CO-PILOT: COllaborative Planning and reInforcement Learning On sub-Task curriculum

Authors: Shuang Ao, Tianyi Zhou, Guodong Long, Qinghua Lu, Liming Zhu, Jing Jiang

NeurIPS 2021 | Conference PDF | Archive PDF | Plain Text | LLM Run Details

Reproducibility Variable Result LLM Response
Research Type Experimental We compare CO-PILOT with RL (SAC, HER, PPO), planning (RRT*, NEXT, SGT), and their combination (So RB) on navigation and continuous control tasks. CO-PILOT significantly improves the success rate and sample efficiency.
Researcher Affiliation Collaboration University of Technology Sydney1; University of Washington, Seattle2; University of Maryland, College Park3; CSIRO s Data61, Australia4
Pseudocode Yes Algorithm 1 Top-Down Construction of Sub-Task Tree, Algorithm 2 Bottom-Up Traversal of Sub-Task Tree, Algorithm 3 CO-PILOT
Open Source Code Yes Our code is available at https://github.com/Shuang-AO/CO-PILOT.

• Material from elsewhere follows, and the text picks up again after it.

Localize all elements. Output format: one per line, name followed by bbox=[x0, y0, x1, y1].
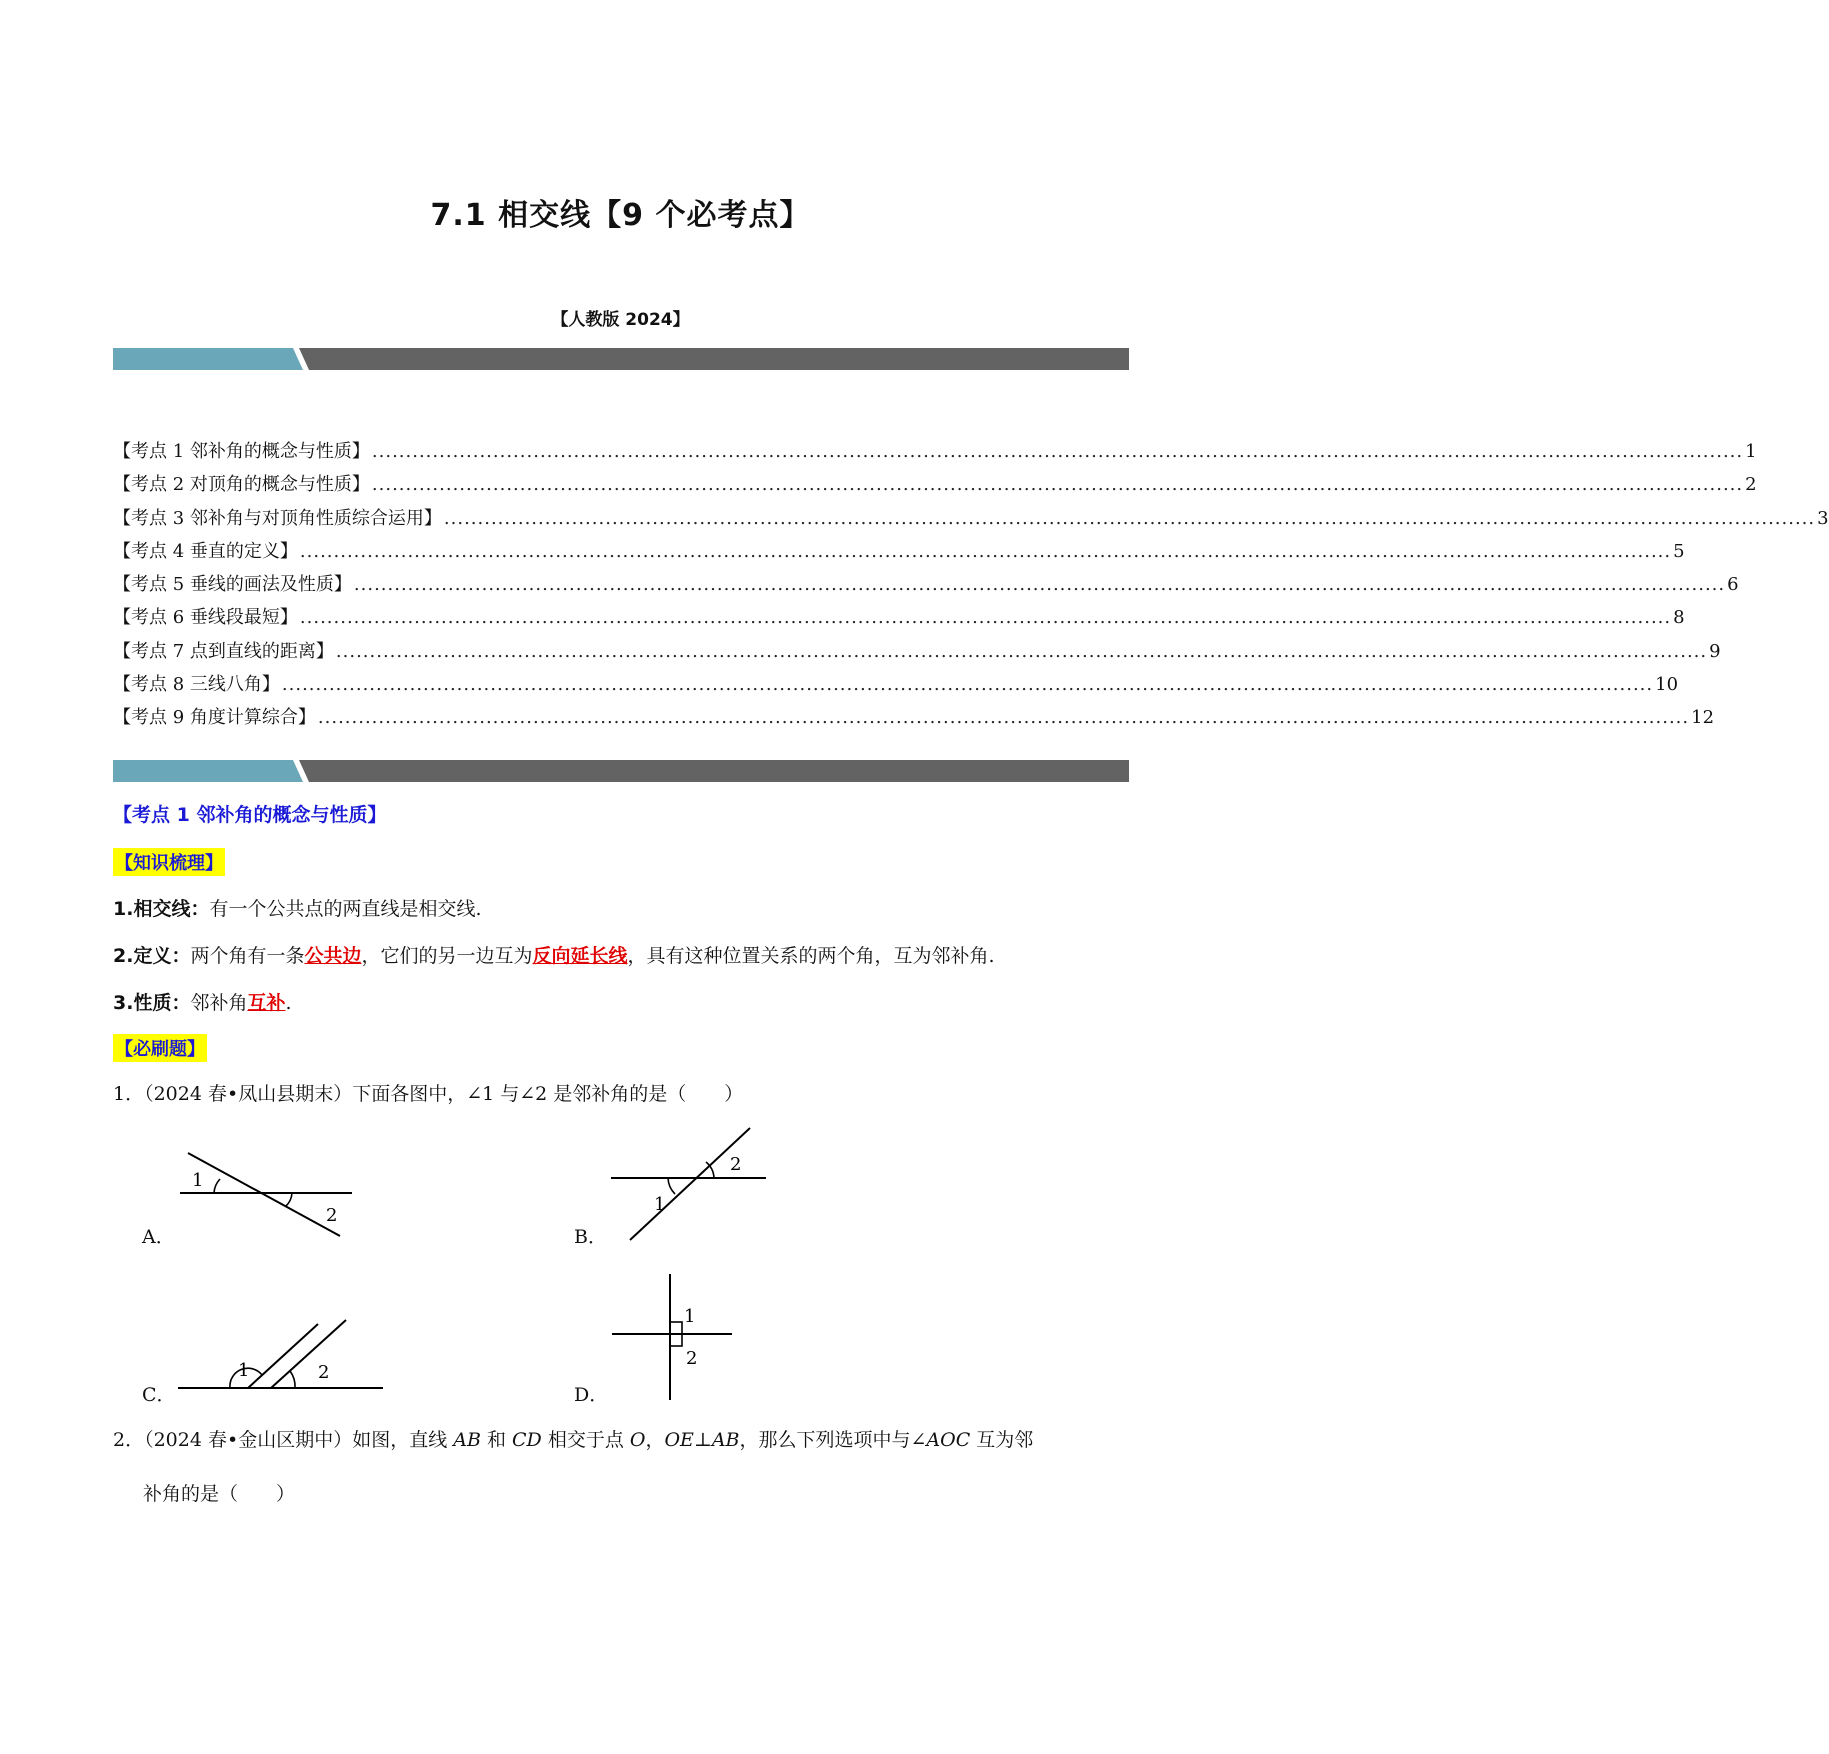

Open Datasets No The paper describes generating training samples within simulated environments (Maze, Mujoco Ant-v1, Bipedal Walker) rather than using a pre-existing publicly available dataset with specific access information.
Dataset Splits No The paper specifies training and test splits, such as "300 pairs of (s0, g) for training and 100 pairs for test", but does not explicitly mention a separate validation set or a three-way split.

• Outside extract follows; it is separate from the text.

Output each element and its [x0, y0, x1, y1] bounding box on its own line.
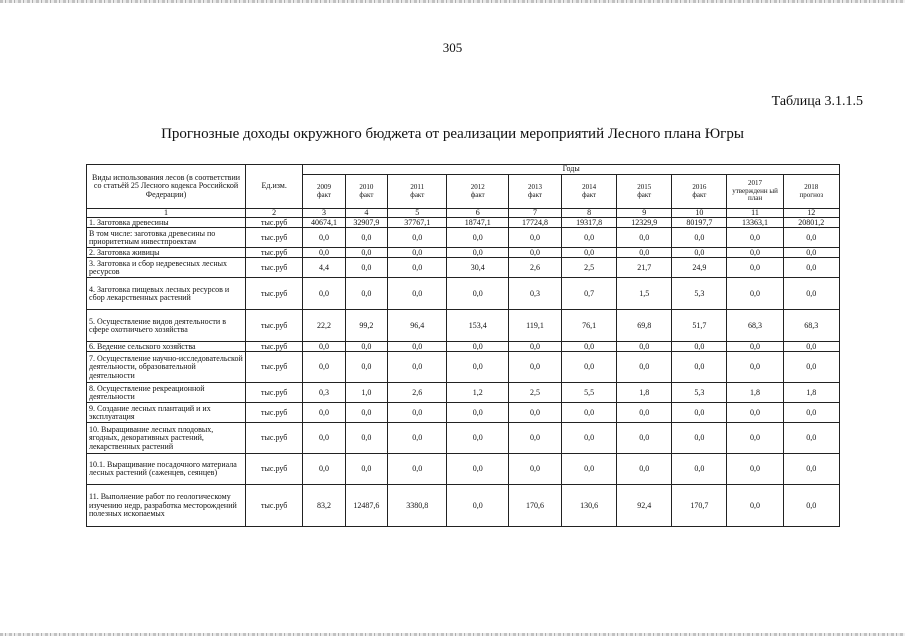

Hardware Specification No The paper does not provide specific hardware details (e.g., exact GPU/CPU models, memory amounts) used for running its experiments.
Software Dependencies No The paper mentions software like SAC, PPO, and Adam optimizer, but does not provide specific version numbers for these or any other ancillary software dependencies.
Experiment Setup Yes In CO-PILOT, we initialize the dataset Dτ with 50,000 tuples of (g, g , τg,g ) with τg,g being the Euclidean distance. We set a reward of 1 (1000, 200) to each task (s0, g) in Maze (Mujoco,Bipedal Walker)... For planning policy training, we apply PPO with a trust region of ϵ = 0.2 and use Adam optimizer [30] with a learning rate of 0.005. For RL training with SAC, we use its default hyperparameters... We set τmax = 25, τmax = 200 and τmax = 2000 for Maze, Mujoco and Bipedal Walker respectively.